И Гена дал. И навалял историю. Писатель на удивление внимательно слушал, не встревая, и даже делал пометки на бумаге серебристой ручкой «Кросс», отрываясь от своего бесконечно продлеваемого «Голуаза» и бесконечно подливаемого кофе. Только иногда восхищенно причмокивал, восклицая: «Вот это да! Вот это здорово!»
Когда Гена дошел до эпизода с сокровищами, писатель резко вскочил и зашагал по кухне.
— Где шар? — встревожено спросил он.
— Какой шар?
— Белый матовый шар, — пояснил писатель, судорожно прикуривая сигарету. — Шар, который лежал сверху в ящике с жемчугом. Ты должен был его оставить себе. Где он? Ты, вероятно, взял его в руки, а потом? Что потом? Только не говори, что положил обратно. Не дай Бог…
— А что, ценная штука? — спросил Гена с показным равнодушием, удивленный реакцией спокойного обычно писателя, и желая его поддразнить.
— Это мой шар! — закричал писатель. — Мой, понятно?! Я, наверное, его у тебя тогда на пьянке оставил. И никак не мог вспомнить — где. Я поверить не мог, что я его навсегда потерял! Все чувствовал, что он где-то рядом. Где он? Попытайся вспомнить, ну пожалуйста.
Гене стало писателя жалко, до того жалко желал писатель обратно мифическую драгоценность. Чуть не плакал даже.
— Да пожалуйста, только не плачь, — Гена достал из рюкзака булыжник шара, оставшийся от Хоттабыча.
Писатель взял его в руки, и глаза его наполнились радостью и светом отражений камня. А сам жемчужно-матовый булыжник вдруг сделался мягким, будто живым, от взаимного трогательного чувства, увлажнившего глаза собеседников и изменившего им видения предметов.
— В чем прикол-то? — спросил Гена, смаргивая непонятную ему слезу умиления от встречи писателя с шаром.
— Сейчас объясню, — сказал писатель, — вот смотри, прямо в него. Видишь?
— Чего?
— Ничего не видишь?
— А что видеть?
— Внутрь смотри, вглубь. Видишь?
— В какую глубь? Он же не прозрачный!
— Да это туман просто. Смотри. Правда не видишь?
— Да чего видеть-то?! — расстроился Гена.
— Ладно, — сказал писатель, — попробую объяснить.
Он положил шар на тарелку с широкой голубой полосой, которая осталась, наверное, от позавчерашнего ужина, и начал объяснять — как всегда непонятно.

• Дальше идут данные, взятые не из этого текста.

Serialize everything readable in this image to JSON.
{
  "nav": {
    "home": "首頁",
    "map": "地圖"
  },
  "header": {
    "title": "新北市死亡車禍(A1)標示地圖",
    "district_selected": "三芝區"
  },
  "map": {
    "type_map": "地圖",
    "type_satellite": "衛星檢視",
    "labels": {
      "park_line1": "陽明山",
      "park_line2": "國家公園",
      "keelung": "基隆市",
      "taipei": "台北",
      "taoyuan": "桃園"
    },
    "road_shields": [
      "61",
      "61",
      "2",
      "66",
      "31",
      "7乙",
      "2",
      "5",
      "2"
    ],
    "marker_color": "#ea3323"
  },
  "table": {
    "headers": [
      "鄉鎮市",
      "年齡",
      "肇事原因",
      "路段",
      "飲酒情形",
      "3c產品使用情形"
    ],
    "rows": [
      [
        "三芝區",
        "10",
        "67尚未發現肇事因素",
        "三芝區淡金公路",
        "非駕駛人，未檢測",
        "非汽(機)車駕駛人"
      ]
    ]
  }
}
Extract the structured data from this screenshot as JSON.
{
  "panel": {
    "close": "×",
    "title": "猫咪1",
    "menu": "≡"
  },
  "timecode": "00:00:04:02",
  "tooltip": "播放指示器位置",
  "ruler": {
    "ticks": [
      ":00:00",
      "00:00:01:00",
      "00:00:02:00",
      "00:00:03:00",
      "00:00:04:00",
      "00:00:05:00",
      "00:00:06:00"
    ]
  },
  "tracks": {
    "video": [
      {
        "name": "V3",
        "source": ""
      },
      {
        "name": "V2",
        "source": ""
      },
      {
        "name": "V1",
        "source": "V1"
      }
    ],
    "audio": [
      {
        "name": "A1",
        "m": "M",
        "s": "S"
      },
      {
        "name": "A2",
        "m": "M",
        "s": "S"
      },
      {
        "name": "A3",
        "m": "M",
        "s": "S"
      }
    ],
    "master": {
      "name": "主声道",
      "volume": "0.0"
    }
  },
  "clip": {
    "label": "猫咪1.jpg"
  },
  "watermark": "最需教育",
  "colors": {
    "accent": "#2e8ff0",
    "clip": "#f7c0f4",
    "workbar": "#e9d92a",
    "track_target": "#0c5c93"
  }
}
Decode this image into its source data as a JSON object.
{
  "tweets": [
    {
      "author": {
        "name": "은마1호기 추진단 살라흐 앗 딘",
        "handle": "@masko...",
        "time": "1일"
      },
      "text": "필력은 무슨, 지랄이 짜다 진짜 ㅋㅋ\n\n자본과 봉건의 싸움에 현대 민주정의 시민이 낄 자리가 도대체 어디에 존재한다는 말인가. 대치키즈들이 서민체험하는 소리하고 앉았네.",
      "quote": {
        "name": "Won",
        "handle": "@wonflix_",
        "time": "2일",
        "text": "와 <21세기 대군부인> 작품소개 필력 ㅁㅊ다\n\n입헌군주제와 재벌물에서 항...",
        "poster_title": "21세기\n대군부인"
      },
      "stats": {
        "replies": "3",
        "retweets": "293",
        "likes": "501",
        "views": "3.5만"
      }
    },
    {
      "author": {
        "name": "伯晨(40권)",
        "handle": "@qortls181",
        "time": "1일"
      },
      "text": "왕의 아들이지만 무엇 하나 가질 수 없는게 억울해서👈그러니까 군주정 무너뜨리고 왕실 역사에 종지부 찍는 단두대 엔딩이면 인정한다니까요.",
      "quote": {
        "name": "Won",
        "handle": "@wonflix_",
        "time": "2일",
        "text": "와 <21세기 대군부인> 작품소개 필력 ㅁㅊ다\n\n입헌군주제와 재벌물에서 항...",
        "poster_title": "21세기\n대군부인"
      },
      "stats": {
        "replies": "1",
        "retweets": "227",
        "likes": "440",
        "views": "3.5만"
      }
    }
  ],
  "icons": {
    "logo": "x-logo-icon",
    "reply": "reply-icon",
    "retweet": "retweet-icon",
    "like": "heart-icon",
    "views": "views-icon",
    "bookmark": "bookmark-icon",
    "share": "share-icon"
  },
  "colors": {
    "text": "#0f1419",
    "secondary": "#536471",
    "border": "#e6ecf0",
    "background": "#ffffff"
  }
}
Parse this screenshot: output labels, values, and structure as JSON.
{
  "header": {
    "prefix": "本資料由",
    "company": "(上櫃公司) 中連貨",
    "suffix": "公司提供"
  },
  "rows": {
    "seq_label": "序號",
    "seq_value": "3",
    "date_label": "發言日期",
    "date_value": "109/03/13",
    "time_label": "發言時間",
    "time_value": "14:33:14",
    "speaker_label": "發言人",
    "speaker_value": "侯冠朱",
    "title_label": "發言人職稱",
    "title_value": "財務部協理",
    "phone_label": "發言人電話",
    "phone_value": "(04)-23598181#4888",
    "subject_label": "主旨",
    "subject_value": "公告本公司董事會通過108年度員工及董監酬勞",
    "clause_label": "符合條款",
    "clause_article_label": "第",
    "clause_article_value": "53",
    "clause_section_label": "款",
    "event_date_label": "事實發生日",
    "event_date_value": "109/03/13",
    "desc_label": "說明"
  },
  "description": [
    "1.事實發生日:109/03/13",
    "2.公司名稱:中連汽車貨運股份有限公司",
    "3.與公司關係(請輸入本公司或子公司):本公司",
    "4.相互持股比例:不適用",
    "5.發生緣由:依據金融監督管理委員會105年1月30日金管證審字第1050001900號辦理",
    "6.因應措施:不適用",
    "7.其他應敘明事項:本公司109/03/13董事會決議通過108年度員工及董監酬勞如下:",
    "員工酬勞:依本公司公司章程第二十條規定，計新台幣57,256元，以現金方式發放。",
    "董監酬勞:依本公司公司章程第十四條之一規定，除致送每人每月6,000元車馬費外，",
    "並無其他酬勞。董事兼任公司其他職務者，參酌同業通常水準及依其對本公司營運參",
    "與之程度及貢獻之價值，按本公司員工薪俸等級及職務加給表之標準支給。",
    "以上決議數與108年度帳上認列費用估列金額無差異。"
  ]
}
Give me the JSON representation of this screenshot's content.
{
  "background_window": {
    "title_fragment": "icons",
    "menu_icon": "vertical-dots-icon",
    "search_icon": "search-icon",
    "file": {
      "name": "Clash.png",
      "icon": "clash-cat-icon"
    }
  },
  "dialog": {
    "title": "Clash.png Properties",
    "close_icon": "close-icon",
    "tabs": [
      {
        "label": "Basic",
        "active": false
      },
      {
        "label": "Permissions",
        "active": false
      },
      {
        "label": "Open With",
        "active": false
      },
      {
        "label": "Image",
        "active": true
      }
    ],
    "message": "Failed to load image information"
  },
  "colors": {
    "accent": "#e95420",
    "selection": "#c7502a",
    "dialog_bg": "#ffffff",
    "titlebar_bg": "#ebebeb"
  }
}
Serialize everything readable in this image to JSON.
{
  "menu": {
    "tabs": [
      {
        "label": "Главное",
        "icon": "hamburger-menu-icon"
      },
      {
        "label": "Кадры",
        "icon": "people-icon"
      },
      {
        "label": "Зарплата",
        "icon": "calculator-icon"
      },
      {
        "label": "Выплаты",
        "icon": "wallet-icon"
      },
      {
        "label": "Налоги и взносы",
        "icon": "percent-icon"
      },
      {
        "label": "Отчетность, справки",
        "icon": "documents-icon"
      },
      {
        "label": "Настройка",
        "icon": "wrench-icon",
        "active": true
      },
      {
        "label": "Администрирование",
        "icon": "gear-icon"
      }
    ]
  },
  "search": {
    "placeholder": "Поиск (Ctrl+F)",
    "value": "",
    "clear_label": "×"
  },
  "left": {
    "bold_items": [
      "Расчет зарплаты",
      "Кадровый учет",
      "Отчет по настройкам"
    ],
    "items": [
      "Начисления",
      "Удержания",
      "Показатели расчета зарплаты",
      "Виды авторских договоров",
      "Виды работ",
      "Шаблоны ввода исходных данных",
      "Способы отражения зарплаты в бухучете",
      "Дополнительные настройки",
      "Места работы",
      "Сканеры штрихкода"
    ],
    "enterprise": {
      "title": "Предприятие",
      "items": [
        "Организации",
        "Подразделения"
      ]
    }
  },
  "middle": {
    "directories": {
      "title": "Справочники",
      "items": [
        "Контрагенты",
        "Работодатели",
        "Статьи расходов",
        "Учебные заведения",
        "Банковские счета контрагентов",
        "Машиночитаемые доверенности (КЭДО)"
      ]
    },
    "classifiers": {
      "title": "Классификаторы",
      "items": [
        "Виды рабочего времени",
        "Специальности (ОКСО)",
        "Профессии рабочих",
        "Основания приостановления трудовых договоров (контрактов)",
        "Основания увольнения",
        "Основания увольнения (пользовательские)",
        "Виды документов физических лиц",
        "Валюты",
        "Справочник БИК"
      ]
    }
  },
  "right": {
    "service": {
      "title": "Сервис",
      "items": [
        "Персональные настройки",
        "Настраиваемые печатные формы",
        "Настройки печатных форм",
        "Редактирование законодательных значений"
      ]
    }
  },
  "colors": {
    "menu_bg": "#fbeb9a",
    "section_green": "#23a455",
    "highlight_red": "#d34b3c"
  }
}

— Смотри, ты же знаешь, — начал он с фразы, которой начинал любой рассказ о чем-нибудь, чего Гена, как правило, не знал. — Любой язык можно записать как формулу, как уравнение. Скажем, существительное в русском языке изменяется по родам, числам, падежам. Эти возможности изменения можно заматематить в переменные с ограниченным числом значений. Плюс словообразование. Переменные суффиксов, приставок, корней, окончаний. Они составляют уравнение существительного. Так же — глагол, прилагательное и так далее. Сами по себе уравнения частей речи, то есть слов, являются переменными для уравнения предложения. Это суперуравнение и будет формулой языка. Если составить формулы всех языков, то из них математически можно вывести формулу праязыка, или постязыка, что одно и то же.